The opinion of the court was delivered by: KENNEDY
On July 28, 1948 as the steamer President Polk was berthing at La Machina pier in Havana she damaged two lighters (Chorrera and Yanina), owned by libelant, a Cuban national. The suit is in rem, based on a claim of fault on the part of president Polk.
Respondent and claimant, the owner of the steamer, now move to dismiss the libel on the ground that a Cuban forum is more convenient; there is also a suggestion of laches.
The situation is rather novel: a foreigner has invoked American admiralty jurisdiction, and the American shipowner objects. The latter urges that considerable expense will be involved in the bringing of witnesses from Cuba, and also that it has posted (July 1948) a bond in the sum of $ 40,000. to secure for libelant any award that a Cuban court may make.

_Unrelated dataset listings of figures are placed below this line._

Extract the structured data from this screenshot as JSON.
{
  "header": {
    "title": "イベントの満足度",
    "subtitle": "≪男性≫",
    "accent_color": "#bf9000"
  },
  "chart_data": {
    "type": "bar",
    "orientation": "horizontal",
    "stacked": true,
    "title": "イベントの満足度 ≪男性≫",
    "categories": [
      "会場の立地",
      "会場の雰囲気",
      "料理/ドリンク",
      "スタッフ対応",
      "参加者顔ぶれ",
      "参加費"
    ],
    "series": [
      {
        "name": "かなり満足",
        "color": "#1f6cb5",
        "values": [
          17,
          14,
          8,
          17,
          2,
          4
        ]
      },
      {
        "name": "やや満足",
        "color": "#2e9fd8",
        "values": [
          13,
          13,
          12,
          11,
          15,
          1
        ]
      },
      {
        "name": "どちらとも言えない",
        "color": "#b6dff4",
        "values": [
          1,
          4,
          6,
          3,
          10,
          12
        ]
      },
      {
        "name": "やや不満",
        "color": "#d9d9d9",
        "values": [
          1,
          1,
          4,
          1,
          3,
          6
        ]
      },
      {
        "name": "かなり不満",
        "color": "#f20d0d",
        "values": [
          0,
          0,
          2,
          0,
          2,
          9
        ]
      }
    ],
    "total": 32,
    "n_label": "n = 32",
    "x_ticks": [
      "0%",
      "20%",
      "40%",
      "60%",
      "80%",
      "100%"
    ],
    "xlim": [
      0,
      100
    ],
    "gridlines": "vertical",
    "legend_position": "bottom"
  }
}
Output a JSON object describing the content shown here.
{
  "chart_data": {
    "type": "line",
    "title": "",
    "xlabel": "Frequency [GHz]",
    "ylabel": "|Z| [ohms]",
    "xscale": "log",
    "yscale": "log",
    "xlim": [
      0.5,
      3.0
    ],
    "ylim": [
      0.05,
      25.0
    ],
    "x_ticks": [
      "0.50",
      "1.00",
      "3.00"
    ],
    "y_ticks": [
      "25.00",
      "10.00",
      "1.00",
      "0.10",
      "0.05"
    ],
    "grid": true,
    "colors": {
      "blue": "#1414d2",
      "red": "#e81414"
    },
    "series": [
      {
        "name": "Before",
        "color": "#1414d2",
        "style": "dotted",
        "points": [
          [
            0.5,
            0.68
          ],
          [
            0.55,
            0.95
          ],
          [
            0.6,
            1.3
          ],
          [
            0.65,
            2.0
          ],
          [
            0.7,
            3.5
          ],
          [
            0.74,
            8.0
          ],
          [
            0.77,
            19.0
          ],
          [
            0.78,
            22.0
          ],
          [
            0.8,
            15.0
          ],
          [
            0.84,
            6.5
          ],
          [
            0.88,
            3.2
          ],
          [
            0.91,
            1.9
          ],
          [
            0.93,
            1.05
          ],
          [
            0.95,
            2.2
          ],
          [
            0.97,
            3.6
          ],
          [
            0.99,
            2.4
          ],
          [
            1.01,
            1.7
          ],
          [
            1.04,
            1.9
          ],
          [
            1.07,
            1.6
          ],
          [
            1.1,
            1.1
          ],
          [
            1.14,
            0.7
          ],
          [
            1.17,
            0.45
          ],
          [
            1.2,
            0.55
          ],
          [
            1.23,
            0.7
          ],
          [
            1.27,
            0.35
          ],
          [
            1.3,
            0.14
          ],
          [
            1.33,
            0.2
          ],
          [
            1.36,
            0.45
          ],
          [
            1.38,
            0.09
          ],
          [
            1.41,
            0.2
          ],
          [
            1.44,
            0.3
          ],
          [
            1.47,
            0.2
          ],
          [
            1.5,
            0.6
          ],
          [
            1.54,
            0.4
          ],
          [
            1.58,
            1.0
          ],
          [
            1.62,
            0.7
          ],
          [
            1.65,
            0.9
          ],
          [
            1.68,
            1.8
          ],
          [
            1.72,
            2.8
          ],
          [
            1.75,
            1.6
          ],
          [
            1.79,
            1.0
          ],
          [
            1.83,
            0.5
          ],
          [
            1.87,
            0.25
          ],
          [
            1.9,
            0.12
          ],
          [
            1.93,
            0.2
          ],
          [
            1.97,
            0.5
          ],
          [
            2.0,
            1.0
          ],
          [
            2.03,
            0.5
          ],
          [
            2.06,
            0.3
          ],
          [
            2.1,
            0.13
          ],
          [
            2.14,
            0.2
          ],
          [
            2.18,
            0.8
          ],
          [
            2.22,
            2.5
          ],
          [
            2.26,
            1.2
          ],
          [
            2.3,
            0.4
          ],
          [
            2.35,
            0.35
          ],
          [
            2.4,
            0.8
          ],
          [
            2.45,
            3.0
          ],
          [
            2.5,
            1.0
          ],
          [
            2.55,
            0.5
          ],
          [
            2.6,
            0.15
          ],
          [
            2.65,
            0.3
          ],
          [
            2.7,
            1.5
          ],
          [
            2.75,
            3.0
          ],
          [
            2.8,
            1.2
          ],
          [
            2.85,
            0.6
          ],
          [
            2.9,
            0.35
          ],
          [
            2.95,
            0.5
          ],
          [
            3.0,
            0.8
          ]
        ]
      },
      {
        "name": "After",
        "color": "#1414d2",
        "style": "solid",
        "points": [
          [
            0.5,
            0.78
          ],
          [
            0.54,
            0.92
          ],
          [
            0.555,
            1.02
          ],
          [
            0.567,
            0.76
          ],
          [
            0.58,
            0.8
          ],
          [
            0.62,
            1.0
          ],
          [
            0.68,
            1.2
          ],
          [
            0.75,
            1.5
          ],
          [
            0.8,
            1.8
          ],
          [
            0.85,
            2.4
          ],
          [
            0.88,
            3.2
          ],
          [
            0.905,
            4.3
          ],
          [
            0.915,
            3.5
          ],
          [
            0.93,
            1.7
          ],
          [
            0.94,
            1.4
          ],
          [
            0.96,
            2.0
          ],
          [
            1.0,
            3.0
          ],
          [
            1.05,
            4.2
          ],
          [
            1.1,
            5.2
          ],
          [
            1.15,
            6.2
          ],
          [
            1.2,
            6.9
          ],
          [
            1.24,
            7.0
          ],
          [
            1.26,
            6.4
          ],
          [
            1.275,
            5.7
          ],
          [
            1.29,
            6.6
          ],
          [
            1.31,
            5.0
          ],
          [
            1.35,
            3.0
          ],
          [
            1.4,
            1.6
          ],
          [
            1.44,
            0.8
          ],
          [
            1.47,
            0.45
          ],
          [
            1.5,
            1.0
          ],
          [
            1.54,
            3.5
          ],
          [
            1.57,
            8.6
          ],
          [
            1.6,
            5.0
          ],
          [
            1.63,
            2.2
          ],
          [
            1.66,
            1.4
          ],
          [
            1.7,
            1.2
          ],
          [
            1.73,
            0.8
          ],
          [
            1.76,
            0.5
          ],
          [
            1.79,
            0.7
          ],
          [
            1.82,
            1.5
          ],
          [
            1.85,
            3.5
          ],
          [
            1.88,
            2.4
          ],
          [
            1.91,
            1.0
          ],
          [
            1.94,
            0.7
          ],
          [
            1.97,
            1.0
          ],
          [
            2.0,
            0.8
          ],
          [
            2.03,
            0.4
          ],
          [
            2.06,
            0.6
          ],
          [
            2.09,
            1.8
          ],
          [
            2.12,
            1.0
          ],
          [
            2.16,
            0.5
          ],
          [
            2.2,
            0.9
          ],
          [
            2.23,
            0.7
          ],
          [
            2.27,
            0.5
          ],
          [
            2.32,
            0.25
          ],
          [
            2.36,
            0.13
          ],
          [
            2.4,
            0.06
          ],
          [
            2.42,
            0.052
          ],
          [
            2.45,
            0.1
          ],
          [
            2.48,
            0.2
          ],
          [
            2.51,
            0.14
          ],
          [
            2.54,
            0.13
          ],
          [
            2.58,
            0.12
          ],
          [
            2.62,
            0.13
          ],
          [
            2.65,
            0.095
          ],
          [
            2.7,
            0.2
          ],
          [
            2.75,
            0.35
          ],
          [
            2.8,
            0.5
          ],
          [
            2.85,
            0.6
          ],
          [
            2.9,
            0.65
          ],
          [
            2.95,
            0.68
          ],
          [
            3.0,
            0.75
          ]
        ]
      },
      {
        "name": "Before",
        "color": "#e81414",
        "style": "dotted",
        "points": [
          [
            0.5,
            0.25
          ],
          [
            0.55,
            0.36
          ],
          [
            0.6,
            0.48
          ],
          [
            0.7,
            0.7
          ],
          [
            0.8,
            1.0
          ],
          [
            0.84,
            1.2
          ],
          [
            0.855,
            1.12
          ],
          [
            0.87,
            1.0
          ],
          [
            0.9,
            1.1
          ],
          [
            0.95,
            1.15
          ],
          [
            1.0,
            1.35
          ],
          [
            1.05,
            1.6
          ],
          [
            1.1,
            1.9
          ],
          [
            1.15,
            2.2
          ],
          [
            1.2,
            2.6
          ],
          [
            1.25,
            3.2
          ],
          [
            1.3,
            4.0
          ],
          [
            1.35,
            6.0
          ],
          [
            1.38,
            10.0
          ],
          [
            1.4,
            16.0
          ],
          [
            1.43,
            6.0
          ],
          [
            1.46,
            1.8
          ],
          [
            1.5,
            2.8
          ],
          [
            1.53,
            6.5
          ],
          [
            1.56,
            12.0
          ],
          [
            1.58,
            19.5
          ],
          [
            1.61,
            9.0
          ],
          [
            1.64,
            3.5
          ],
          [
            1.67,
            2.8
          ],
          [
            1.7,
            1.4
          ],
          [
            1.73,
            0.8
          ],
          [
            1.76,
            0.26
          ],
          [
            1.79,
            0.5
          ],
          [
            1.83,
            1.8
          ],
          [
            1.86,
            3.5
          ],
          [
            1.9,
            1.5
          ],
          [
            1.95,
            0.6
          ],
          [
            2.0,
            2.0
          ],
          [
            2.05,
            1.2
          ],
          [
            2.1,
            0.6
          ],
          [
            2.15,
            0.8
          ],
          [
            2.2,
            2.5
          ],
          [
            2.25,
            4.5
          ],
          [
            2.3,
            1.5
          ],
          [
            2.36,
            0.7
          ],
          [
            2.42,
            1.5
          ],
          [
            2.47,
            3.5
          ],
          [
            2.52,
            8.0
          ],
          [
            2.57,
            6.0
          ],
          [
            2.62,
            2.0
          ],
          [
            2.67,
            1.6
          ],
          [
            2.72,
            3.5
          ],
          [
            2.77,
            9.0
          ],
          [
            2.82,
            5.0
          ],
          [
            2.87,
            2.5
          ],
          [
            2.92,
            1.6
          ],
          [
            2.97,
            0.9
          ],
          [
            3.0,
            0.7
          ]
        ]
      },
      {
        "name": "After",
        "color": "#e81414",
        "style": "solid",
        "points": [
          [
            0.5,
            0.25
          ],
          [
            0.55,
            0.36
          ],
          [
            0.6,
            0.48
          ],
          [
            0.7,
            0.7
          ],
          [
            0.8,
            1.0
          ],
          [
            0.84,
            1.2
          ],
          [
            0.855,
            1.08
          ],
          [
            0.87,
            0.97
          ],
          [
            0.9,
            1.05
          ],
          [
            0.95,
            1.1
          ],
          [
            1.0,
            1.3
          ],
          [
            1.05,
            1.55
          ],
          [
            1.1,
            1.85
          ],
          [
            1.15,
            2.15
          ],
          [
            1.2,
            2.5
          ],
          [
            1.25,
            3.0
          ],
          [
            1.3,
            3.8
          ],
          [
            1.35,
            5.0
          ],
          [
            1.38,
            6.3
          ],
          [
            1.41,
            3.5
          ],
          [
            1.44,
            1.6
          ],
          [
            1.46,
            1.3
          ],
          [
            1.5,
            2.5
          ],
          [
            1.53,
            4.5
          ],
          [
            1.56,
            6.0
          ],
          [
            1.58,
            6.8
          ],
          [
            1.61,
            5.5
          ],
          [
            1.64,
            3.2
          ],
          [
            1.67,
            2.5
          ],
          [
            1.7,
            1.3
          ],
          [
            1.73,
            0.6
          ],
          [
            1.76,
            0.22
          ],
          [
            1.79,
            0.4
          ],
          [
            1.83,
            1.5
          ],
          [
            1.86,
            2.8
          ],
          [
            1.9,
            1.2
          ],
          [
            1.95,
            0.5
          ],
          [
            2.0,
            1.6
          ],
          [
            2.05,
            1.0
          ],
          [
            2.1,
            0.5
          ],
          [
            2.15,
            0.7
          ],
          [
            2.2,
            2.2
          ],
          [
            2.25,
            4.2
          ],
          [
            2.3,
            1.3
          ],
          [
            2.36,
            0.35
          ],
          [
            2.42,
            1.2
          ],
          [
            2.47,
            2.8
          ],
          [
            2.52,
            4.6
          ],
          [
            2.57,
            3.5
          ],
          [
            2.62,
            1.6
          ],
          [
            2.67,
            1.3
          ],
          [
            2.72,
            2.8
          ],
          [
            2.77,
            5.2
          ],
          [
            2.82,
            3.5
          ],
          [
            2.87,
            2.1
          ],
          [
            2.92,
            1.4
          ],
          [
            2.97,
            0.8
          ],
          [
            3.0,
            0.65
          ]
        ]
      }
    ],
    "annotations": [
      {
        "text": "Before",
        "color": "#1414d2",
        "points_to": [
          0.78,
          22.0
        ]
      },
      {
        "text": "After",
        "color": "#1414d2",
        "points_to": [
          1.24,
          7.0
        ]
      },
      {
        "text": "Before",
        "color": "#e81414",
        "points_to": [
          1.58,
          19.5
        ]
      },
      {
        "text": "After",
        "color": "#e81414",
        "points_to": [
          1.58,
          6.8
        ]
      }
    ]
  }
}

One would suppose that the principal evidence on the part of the respondent will come from the members of the crew of the steamer, and that it is more likely that the burden would be upon the libelant to produce Cuban witnesses to support its claim. Of course, this might not necessarily be so. But even if respondent intends to rely on the evidence of Cuban witnesses, I can see nothing too onerous in the taking of depositions in Havana. True enough, deposition evidence is not as satisfactory as that taken in open court, but there is little danger that skillful advocates will overlook anything, and the peculiarities of admiralty jurisdiction make the use of depositions quite common.
In the argument and on the briefs the question of power to refuse jurisdiction was fully discussed. I am convinced that, at the instance of an American national, an admiralty court has power to refuse jurisdiction on the ground of forum non conveniens, if a case were made out. But here I feel that it is just as convenient to dispose of the cause in an American court as it would be in a Cuban court.
The claim of laches is predicated largely on the fact that libelant did not see fit to proceed promptly in Cuba after the posting of the bond by respondent. Should respondent ultimately prevail, it would probably be fair that it recover, as part of its costs, the premium on the bond, and libelant's advocate intimated that he would make no difficulty about this. The lapse of time in itself is surely no basis for a claim of laches.